|Ah... The porta potty line at the start of a road race, really makes you appreciate ultras.|
Author's Note: I wrote this back in mid 2018 just a few weeks after the Tahoe 200. After writing, I left it untouched until now (February 16, 2019) when I finally decided to post it.
It was at some point during 2016, I don’t recall exactly when, that my wife announced t me that she wanted to run a marathon. These were some of the most beautiful words she ever said to me. I write that rather facetiously. She didn’t elaborate on what motivated her to want to run a marathon, just that she wanted to run one before her thirtieth birthday which would be later that year.

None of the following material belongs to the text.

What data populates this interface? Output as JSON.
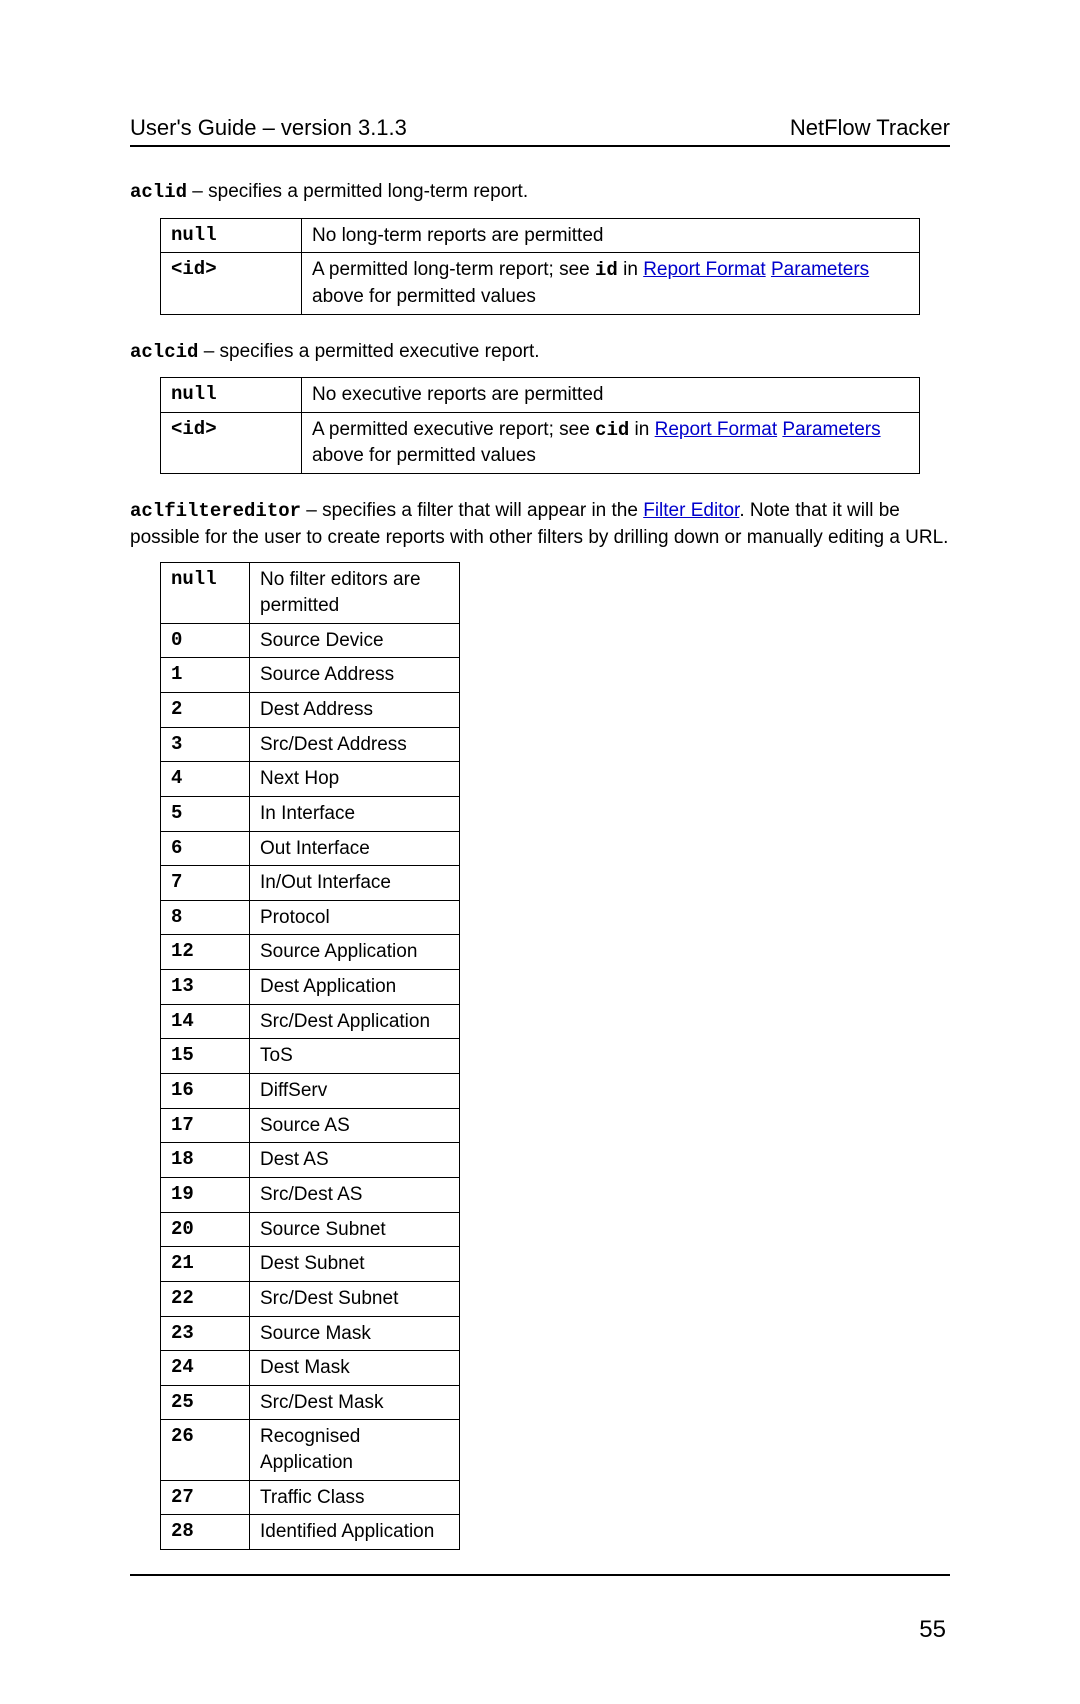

My wife, Amanda, wasn’t a newbie runner, but she had not run as much or as regularly in recent years after having children as she had before we had kids. So hearing that she wanted to run a marathon wasn’t a completely radical or ridiculous idea, but it was still a bit of a surprise. In fact, Amanda was a runner long before I ever was and I credit her for me becoming a runner. I doubt that she ever thought that a passion for long distance running would burn so strongly within me once I discovered ultramarathons, but anytime she gets annoyed with my obsession I just remind her that she had a role in instigating this addiction.
|Some final words of |
encouragement before the start.
But this story is about her, not me. However, my obsession with ultrarunning plays a bit of a role in the story. She decided on a marathon, the Lehigh Valley marathon in PA in mid September. If memory serves me correctly, this gave her roughly three months during the summer to build up her mileage base and improve her overall fitness level to get to a point where she would be able to enjoy the marathon experience rather than just struggling through it. After all, that was her main goal: to finish a marathon, not run it as a Boston qualifier. With this in mind she looked over training plans and asked me about my training. Ultimately, she followed a similar training regimen to what has worked well for me: HIGHLY FLEXIBLE! With two young boys at home, there aren’t many other options.
She did her shorter runs when time allowed. Her longer runs were done on weekends incrementally increasing the distance. The training time seemed to go quickly for me at least and during that time Amanda enlisted a friend to run the marathon with her. Soon enough, we were meeting up with her friend at the pre race expo adjacent to the steel stacks in New Bethlehem, PA. The following morning I drove them both to the start and after some last minute goodbyes and words of encouragement from the kids and I they were off.
Since this isn’t my race report and I wasn’t around to observe Amanda’s progress throughout the day, I’m going to gloss over her whole race experience and just report that she finished running it in. While she was busy running her first marathon, I was busy swimming with our boys at the pool of the hotel we stayed at. As much fun as they were having, we made sure to be at the finish in plenty of time to cheer her in. She made it there, looking a bit tired, but running nonetheless.
|Last photo before entering the start corral.|
Likely, the majority of the credit for motivating Amanda to pursue another marathon should go to Courtney Dauwalter. Amanda usually doesn’t show much interest when I provide her unsolicited updates to ultras I’m live tracking and geeking out on. However, the weekend of the 2018 Tahoe 200 seemed a little different as I reported to her throughout the day that Courtney was still leading the field with a big gap between her and second. Towards the end of the weekend after Courtney’s epic and inspiring battle for first place overall, Amanda announced that she would like to run another marathon. So thank you Courtney for providing that spark to motivate my wife. Now I just need to come up with some great reasons why she should just go ahead and register for a 50k rather than another marathon. Any suggestions are welcome!